Hi all, we hope all is well!
Last week we discussed full configuration interaction theory and linked this with the usage of Wick's theorem and the calculation of explicit matrix elements (between many-body states with Slater determinants as basis states/computational basis). The wisdom is that if we can set up the so-called Hamiltonian matrix and diagonalize the problem, then this should provide us with all eigenpairs and in principle (although we may have truncated severely our Hilbert space) we should have solved the problem. If not, we need to deal with approximative methods.

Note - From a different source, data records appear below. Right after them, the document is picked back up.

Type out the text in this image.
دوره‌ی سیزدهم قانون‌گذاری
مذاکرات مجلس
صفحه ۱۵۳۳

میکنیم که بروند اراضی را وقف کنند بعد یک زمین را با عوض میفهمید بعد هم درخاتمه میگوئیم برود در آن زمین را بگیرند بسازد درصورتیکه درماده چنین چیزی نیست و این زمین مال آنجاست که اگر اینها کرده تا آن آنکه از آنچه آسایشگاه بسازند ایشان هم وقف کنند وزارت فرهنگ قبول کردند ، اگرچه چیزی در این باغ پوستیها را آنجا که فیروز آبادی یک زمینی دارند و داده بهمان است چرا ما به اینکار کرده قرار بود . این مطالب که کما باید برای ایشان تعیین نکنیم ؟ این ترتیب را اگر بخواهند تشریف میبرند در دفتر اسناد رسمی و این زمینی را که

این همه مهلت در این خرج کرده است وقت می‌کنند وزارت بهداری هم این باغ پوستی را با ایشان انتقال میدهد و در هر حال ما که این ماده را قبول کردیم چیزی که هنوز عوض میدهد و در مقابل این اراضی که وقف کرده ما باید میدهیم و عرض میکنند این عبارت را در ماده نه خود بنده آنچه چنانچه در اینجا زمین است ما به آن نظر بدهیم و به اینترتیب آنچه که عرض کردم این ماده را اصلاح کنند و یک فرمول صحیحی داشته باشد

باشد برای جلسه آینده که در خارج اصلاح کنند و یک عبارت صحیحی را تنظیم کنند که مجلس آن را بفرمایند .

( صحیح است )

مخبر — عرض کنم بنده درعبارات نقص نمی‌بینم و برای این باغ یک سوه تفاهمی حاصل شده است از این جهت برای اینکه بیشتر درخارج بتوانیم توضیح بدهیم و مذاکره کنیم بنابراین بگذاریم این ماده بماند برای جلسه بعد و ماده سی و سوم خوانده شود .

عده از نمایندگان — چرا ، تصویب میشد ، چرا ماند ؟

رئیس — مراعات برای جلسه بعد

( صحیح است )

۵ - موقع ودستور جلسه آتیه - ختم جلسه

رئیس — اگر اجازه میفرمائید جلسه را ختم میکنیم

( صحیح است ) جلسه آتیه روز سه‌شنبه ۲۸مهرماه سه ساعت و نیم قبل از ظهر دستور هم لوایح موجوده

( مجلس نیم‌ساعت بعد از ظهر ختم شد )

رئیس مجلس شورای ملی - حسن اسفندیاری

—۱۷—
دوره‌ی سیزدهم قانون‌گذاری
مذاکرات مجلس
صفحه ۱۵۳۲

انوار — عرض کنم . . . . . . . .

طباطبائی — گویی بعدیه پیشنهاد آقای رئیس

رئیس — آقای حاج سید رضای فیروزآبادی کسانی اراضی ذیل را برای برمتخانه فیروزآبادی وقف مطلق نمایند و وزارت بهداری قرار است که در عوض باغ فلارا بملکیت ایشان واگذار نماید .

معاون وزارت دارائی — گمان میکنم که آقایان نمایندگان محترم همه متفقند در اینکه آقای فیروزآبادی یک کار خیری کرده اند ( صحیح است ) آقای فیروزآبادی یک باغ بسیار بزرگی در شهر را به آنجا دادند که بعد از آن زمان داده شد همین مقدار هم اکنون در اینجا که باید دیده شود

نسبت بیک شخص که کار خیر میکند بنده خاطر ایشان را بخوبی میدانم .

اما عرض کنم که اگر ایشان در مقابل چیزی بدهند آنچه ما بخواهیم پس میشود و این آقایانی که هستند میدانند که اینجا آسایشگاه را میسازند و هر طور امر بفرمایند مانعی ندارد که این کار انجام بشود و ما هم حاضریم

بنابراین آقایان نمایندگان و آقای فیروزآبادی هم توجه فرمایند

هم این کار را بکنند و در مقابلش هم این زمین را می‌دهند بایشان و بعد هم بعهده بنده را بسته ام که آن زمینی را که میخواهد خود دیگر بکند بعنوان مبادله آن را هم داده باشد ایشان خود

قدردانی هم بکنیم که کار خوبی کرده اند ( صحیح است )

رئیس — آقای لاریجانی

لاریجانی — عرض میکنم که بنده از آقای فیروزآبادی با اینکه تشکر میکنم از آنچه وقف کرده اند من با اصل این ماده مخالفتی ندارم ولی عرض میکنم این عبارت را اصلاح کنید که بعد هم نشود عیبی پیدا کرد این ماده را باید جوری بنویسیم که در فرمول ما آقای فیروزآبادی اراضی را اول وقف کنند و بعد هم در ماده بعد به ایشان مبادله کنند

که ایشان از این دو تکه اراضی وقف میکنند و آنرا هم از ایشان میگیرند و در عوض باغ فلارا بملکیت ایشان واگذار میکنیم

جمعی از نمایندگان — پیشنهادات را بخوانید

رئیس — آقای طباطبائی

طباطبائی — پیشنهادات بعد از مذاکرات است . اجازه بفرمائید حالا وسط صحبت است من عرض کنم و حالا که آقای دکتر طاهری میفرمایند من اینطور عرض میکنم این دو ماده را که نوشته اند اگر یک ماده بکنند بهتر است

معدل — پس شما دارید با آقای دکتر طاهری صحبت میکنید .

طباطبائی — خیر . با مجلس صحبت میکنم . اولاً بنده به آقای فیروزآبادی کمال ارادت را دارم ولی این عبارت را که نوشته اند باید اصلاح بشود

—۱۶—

Our first method is Hartree-Fock theory, where we reduce the many-body problem to a set of coupled single-particle equations.  We will see also that this corresponds to a unitary transformation of the Hamiltonian matrix where we zero out the matrix elements that connect the 0p0h block with the 1p1h block.
The plan for this week is thus:
===== Week 40, October 3-7, 2022 =====
* Topics to be covered
  o Thursday:
    * Repetition  of Full Configuration Interaction theory
    * Start Hartree-Fock theory
    * "Video of lecture":"https://youtu.be/"
  o Friday: 
    * Hartree-Fock theory and stability of equations
    * "Video of lecture":"https://youtu.be/"
* Lecture Material: These slides, handwritten notes and Szabo and Ostlund, sections 3.1-3.4
* Sixth exercise set at https://github.com/ManyBodyPhysics/FYS4480/blob/master/doc/Exercises/2022/ExercisesWeek40.pdf

This exercise is a continuation of our discussion of the Lipkin model, but now with a full FCI calculation, but also for week 41, a Hartree-Fock calculation.

Best wishes to you all,
Morten and ?yvind